After reading through professional works, I understood everything they said. That’s really big progress for me because I know what to do now. I’m trying to poke holes and find flaws in those professional works to improve my own work. I don’t have all the background knowledge, but I love learning about it—it’s so much fun.

Do you have a certain time frame to work on your project in?

My supervisor knows this is a really challenging project—there hasn’t been that much progress, even in the professional area. My supervisor hasn’t assigned me a due date because he knows it’s challenging—especially with my schoolwork!—and that there hasn’t even been that much progress with professionals. But I have a ‘due date’ for myself, personally: I hope I can finish everything by the end of 2019. I’ll have winter break to work on it, so I’ll be working all day!

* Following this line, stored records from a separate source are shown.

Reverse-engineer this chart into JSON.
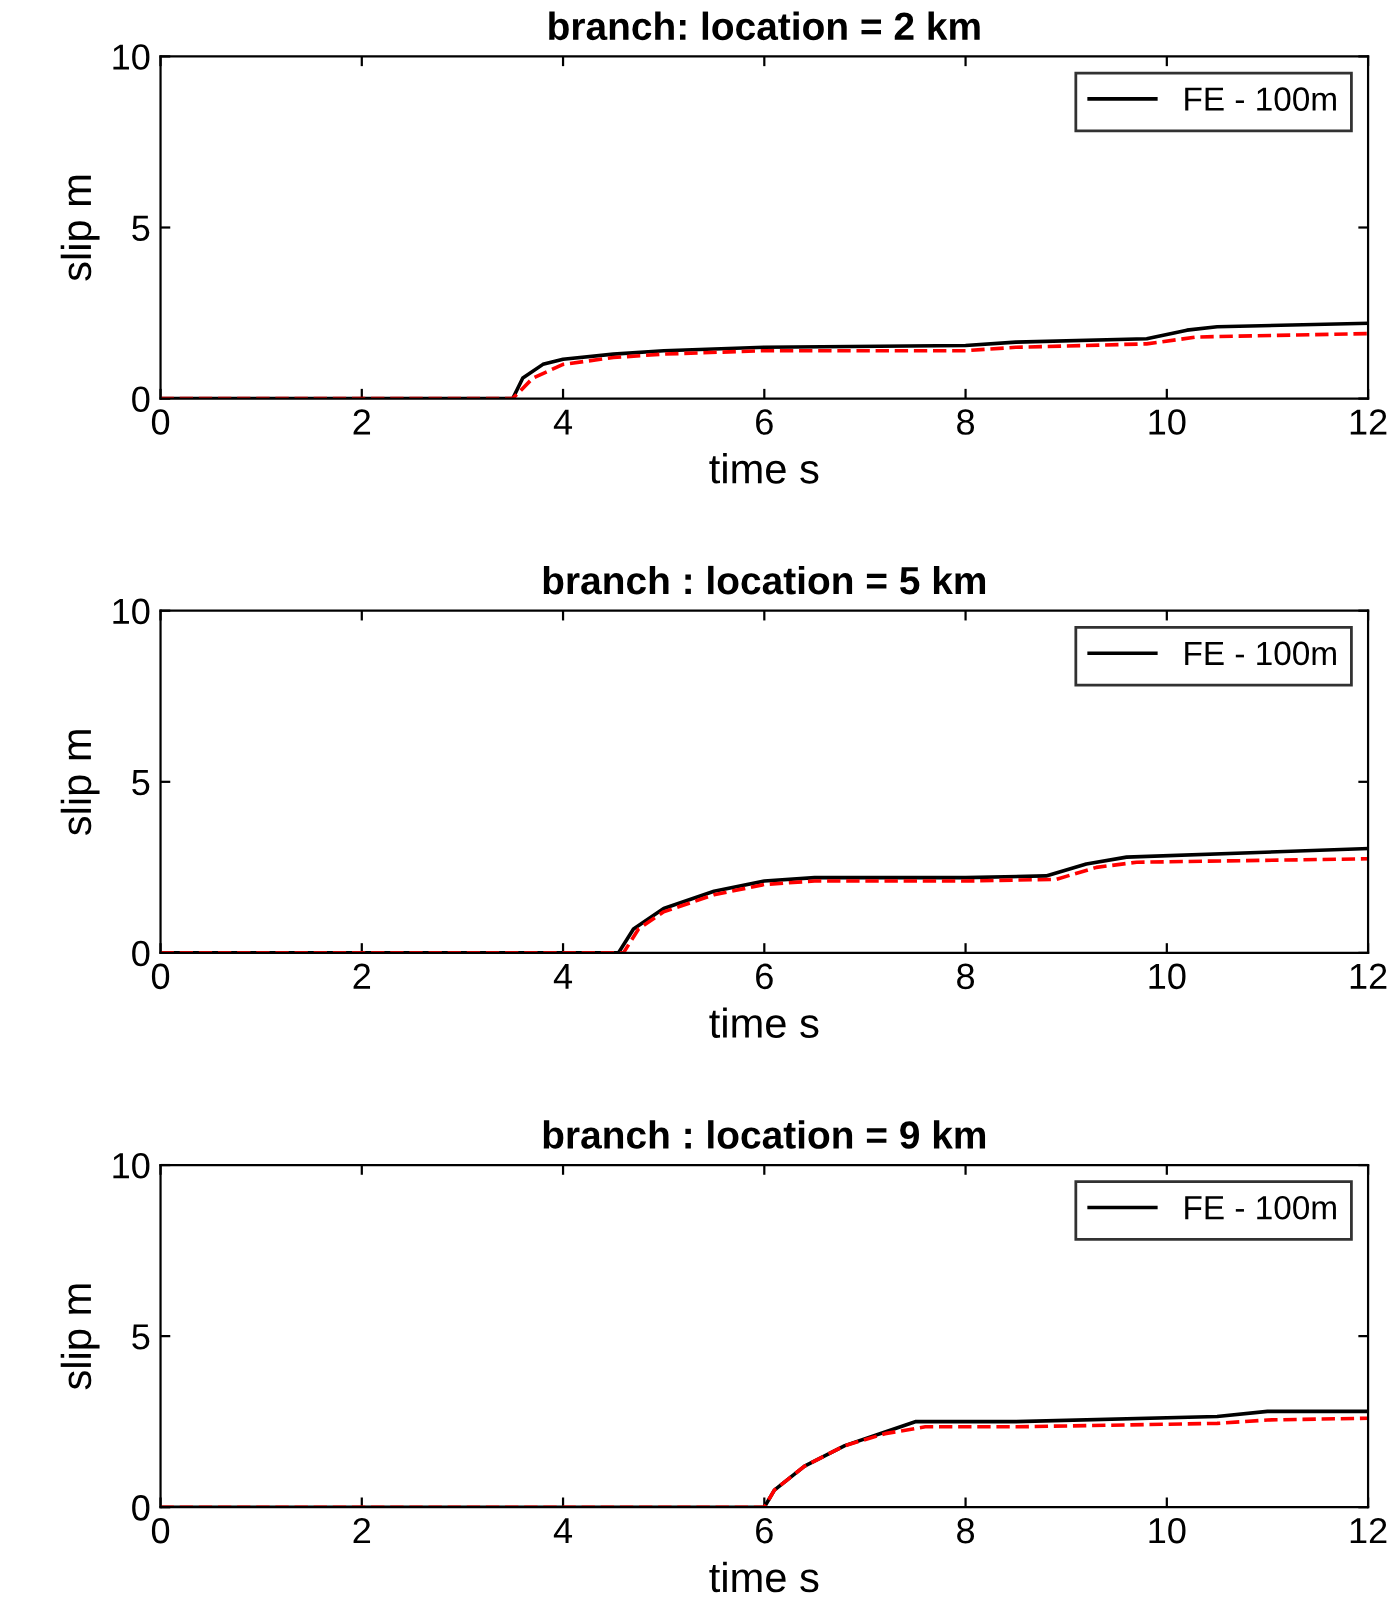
{
  "chart_data": [
    {
      "type": "line",
      "title": "branch: location = 2 km",
      "xlabel": "time s",
      "ylabel": "slip m",
      "xlim": [
        0,
        12
      ],
      "ylim": [
        0,
        10
      ],
      "xticks": [
        0,
        2,
        4,
        6,
        8,
        10,
        12
      ],
      "yticks": [
        0,
        5,
        10
      ],
      "grid": false,
      "legend": "top right",
      "series": [
        {
          "name": "FE - 100m",
          "color": "#000000",
          "line_style": "solid",
          "x": [
            0,
            3.5,
            3.6,
            3.8,
            4.0,
            4.5,
            5,
            6,
            8,
            8.5,
            9.8,
            10.2,
            10.5,
            12
          ],
          "values": [
            0,
            0,
            0.6,
            1.0,
            1.15,
            1.3,
            1.4,
            1.5,
            1.55,
            1.65,
            1.75,
            2.0,
            2.1,
            2.2
          ]
        },
        {
          "color": "#ff0000",
          "line_style": "dashed",
          "x": [
            0,
            3.5,
            3.7,
            4.0,
            4.5,
            5,
            6,
            8,
            8.5,
            9.8,
            10.3,
            12
          ],
          "values": [
            0,
            0,
            0.6,
            1.0,
            1.2,
            1.3,
            1.4,
            1.4,
            1.5,
            1.6,
            1.8,
            1.9
          ]
        }
      ]
    },
    {
      "type": "line",
      "title": "branch : location = 5 km",
      "xlabel": "time s",
      "ylabel": "slip m",
      "xlim": [
        0,
        12
      ],
      "ylim": [
        0,
        10
      ],
      "xticks": [
        0,
        2,
        4,
        6,
        8,
        10,
        12
      ],
      "yticks": [
        0,
        5,
        10
      ],
      "grid": false,
      "legend": "top right",
      "series": [
        {
          "name": "FE - 100m",
          "color": "#000000",
          "line_style": "solid",
          "x": [
            0,
            4.55,
            4.7,
            5,
            5.5,
            6,
            6.5,
            8,
            8.8,
            9.2,
            9.6,
            12
          ],
          "values": [
            0,
            0,
            0.7,
            1.3,
            1.8,
            2.1,
            2.2,
            2.2,
            2.25,
            2.6,
            2.8,
            3.05
          ]
        },
        {
          "color": "#ff0000",
          "line_style": "dashed",
          "x": [
            0,
            4.6,
            4.75,
            5,
            5.5,
            6,
            6.5,
            8,
            8.9,
            9.3,
            9.7,
            12
          ],
          "values": [
            0,
            0,
            0.7,
            1.2,
            1.7,
            2.0,
            2.1,
            2.1,
            2.15,
            2.5,
            2.65,
            2.75
          ]
        }
      ]
    },
    {
      "type": "line",
      "title": "branch : location = 9 km",
      "xlabel": "time s",
      "ylabel": "slip m",
      "xlim": [
        0,
        12
      ],
      "ylim": [
        0,
        10
      ],
      "xticks": [
        0,
        2,
        4,
        6,
        8,
        10,
        12
      ],
      "yticks": [
        0,
        5,
        10
      ],
      "grid": false,
      "legend": "top right",
      "series": [
        {
          "name": "FE - 100m",
          "color": "#000000",
          "line_style": "solid",
          "x": [
            0,
            6.0,
            6.1,
            6.4,
            6.8,
            7.2,
            7.5,
            8.5,
            10.5,
            11,
            12
          ],
          "values": [
            0,
            0,
            0.5,
            1.2,
            1.8,
            2.2,
            2.5,
            2.5,
            2.65,
            2.8,
            2.8
          ]
        },
        {
          "color": "#ff0000",
          "line_style": "dashed",
          "x": [
            0,
            6.0,
            6.1,
            6.4,
            6.8,
            7.2,
            7.6,
            8.5,
            10.5,
            11,
            12
          ],
          "values": [
            0,
            0,
            0.5,
            1.2,
            1.8,
            2.15,
            2.35,
            2.35,
            2.45,
            2.55,
            2.6
          ]
        }
      ]
    }
  ]
}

What will happen after that?

My goal for the project is to get published in well-known journals, which my supervisor said was super hard because I’m a high school student—they might refuse my work without looking at it just because of that. But I’ll still try my best.

After the project, I will have to write a ten-page formal research paper, and my supervisors say it’s the most important thing because that’s where I present my idea to the professional field, so it has to be really clear and strong. I’m okay with school writing, but I don’t think my writing isn’t advanced enough to support such professional work. Plus, English is not my first language, Chinese is.

When did you come to the United States?

I came three years ago, in eighth grade. There has been a lot of progress in my English, but I don’t think it’s enough for all the things I’m doing. But I’m always learning!

Were there any big adjustments you had to make when you moved here?

Of course. The biggest would have to be the language. When I came here, my English was so bad! I didn’t understand anything! Also, the structure of school with block schedules with the different classrooms; we didn’t have that in China, we stay in one classroom the whole day. I couldn’t speak English by that time, except for ‘thank you’ and ‘sorry’! I had to use all the translating tools on my phone. I tried to memorize 200 vocabulary words every day to get adjusted to  English—it really helped. At first, I couldn’t understand class at all. But step-by-step, I began to understand the classes, three months after I came here.

Were there any big similarities, maybe you weren’t expecting, but that happen in both places?

You need to try hard in both to learn!

Finally, do you have any thoughts or plans for after you graduate? Any directions you’re leaning toward?

So far, my biggest goal is to get into my dream school, which is MIT. My major right now is probably going to be computer science because I found myself getting into it, building all those fun simulations. My career, I’m not too sure about yet, I’ll have to find out in college—hopefully MIT!—and look for where I really want to go.

But, if I don’t get into MIT, another of my dream schools is Princeton. Still the same major—but at Princeton, there’s a gap year program where you can choose a destination before your undergrad year for free. I really want to go to Bolivia, to learn a different culture and language, volunteer there, and live with a local family.